Ever since I was a child, I was terrified of getting in trouble. I’m not a rule-breaker by nature, and the more I’ve matured, the more it seems my outward confidence has grown but that little girl inside of me is more terrified than ever of getting in trouble. I suppose that makes so much of what I’m dealing with outright ironic these days, but also in humor there is healing.

I’ve withdrawn a lot. For a lot of reasons. But mostly because I’ve let go of the energy and need to explain myself over and over and over again. The constant justifying of who I am, verifying what I am worth, clarifying what I mean, and being so careful to not step on anyone’s toes and not get in trouble for anything, that I had frozen in place.

There are many things in this world that are frightening. Most of all, the state of stagnation and the absence of growth nearly as much as the fear of change.
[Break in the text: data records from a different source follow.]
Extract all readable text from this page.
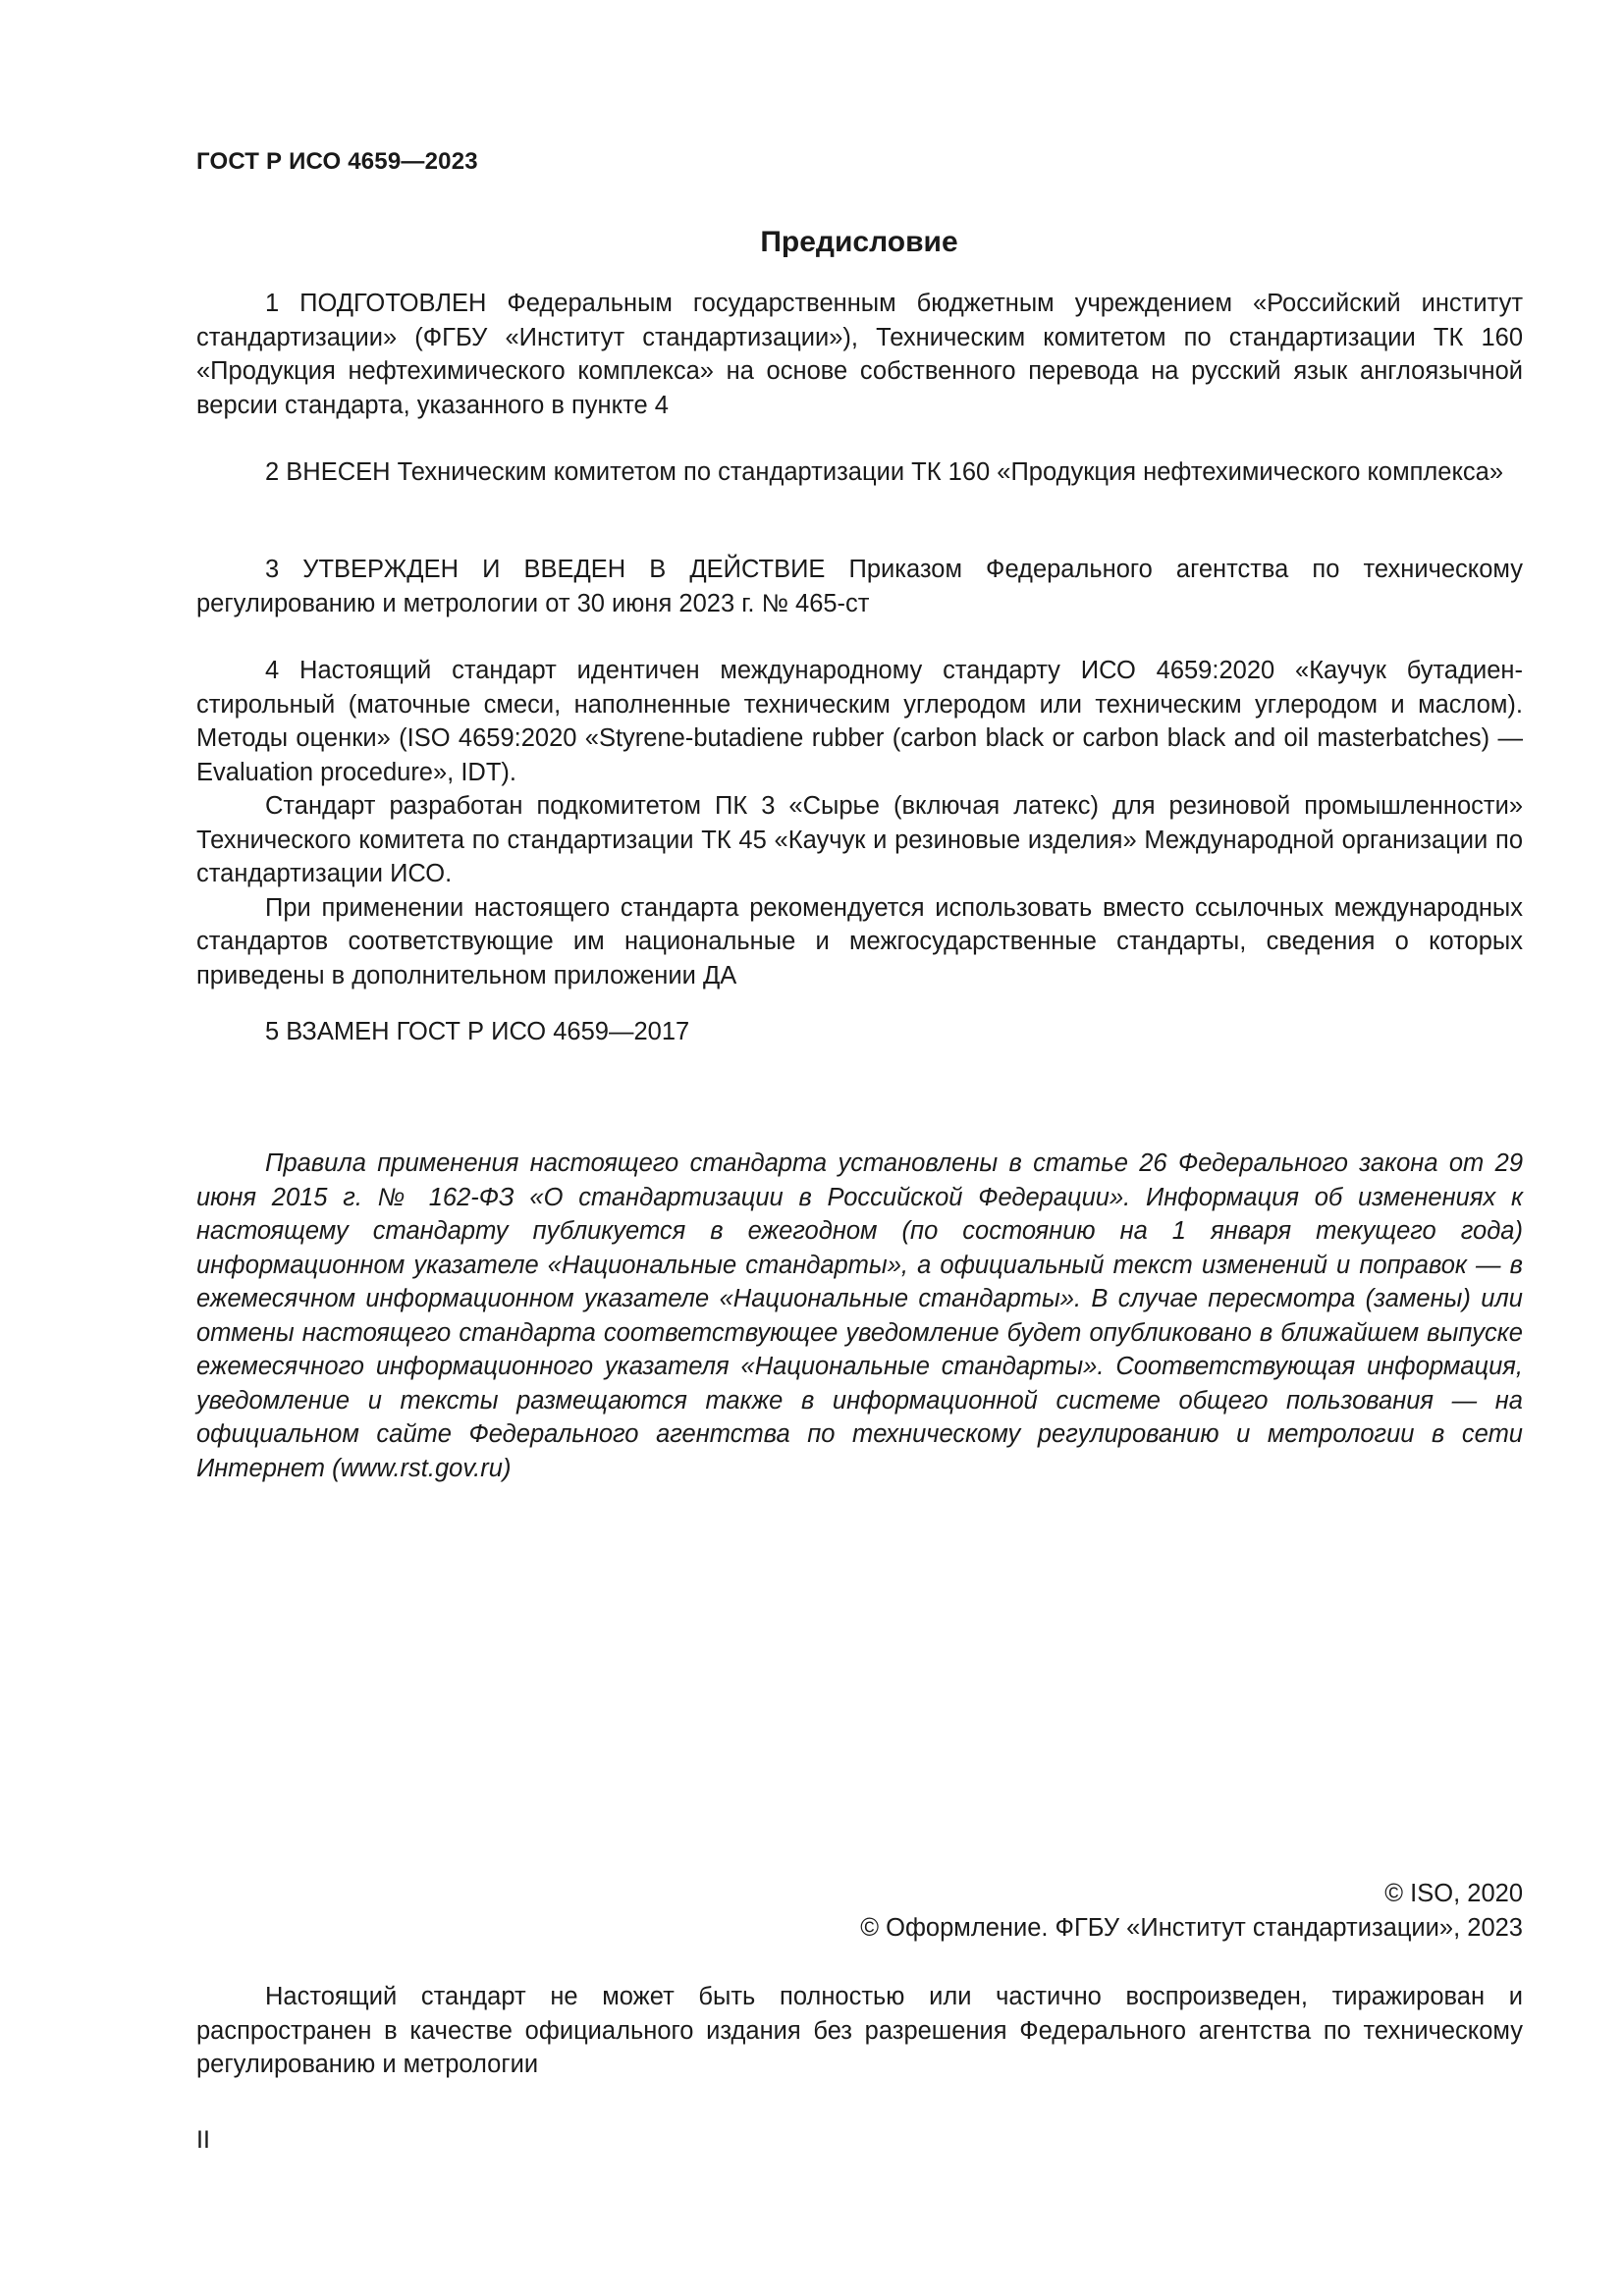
ГОСТ Р ИСО 4659—2023
Предисловие

1 ПОДГОТОВЛЕН Федеральным государственным бюджетным учреждением «Российский институт стандартизации» (ФГБУ «Институт стандартизации»), Техническим комитетом по стандартизации ТК 160 «Продукция нефтехимического комплекса» на основе собственного перевода на русский язык англоязычной версии стандарта, указанного в пункте 4

2 ВНЕСЕН Техническим комитетом по стандартизации ТК 160 «Продукция нефтехимического комплекса»

3 УТВЕРЖДЕН И ВВЕДЕН В ДЕЙСТВИЕ Приказом Федерального агентства по техническому регулированию и метрологии от 30 июня 2023 г. № 465-ст

4 Настоящий стандарт идентичен международному стандарту ИСО 4659:2020 «Каучук бутадиен-стирольный (маточные смеси, наполненные техническим углеродом или техническим углеродом и маслом). Методы оценки» (ISO 4659:2020 «Styrene-butadiene rubber (carbon black or carbon black and oil masterbatches) — Evaluation procedure», IDT).

Стандарт разработан подкомитетом ПК 3 «Сырье (включая латекс) для резиновой промышленности» Технического комитета по стандартизации ТК 45 «Каучук и резиновые изделия» Международной организации по стандартизации ИСО.

При применении настоящего стандарта рекомендуется использовать вместо ссылочных международных стандартов соответствующие им национальные и межгосударственные стандарты, сведения о которых приведены в дополнительном приложении ДА

5 ВЗАМЕН ГОСТ Р ИСО 4659—2017

Правила применения настоящего стандарта установлены в статье 26 Федерального закона от 29 июня 2015 г. № 162-ФЗ «О стандартизации в Российской Федерации». Информация об изменениях к настоящему стандарту публикуется в ежегодном (по состоянию на 1 января текущего года) информационном указателе «Национальные стандарты», а официальный текст изменений и поправок — в ежемесячном информационном указателе «Национальные стандарты». В случае пересмотра (замены) или отмены настоящего стандарта соответствующее уведомление будет опубликовано в ближайшем выпуске ежемесячного информационного указателя «Национальные стандарты». Соответствующая информация, уведомление и тексты размещаются также в информационной системе общего пользования — на официальном сайте Федерального агентства по техническому регулированию и метрологии в сети Интернет (www.rst.gov.ru)

© ISO, 2020
© Оформление. ФГБУ «Институт стандартизации», 2023

Настоящий стандарт не может быть полностью или частично воспроизведен, тиражирован и распространен в качестве официального издания без разрешения Федерального агентства по техническому регулированию и метрологии

II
I’ve been stuck somewhere between those that I’ve dug myself a hole and buried over the pain of the past in the forced positivity of looking forward and being a beacon of hope to everyone around me that I didn’t realize I had turned into the lighthouse getting beat on by all of those waves.
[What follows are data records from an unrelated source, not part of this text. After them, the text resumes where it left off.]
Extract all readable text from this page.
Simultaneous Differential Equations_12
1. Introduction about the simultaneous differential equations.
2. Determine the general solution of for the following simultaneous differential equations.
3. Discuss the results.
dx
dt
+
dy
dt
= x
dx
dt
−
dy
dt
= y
I needed this. But I’ve been struggling too, a lot, and it comes in waves. Sometimes it’s right there like you expect it like high tide at the beach in summer. Other times it hits from behind out of nowhere like a cross-wave diagonal to shore. It doesn’t look big at all but it knocks you down and takes the wind right out of your sails and next thing you know you’re coming up behind the break with a mouthful of water spewing and coughing like the devil himself just tried to down you. Maybe he did. Or maybe it was the shock of the wave. And the realization that all this time you had been trying to drown yourself but you’re learning that it doesn’t have to be that way. And so you stand up, spit out the rest of the salt water from your lungs and catch the next wave to shore. You’ve got a life to go after.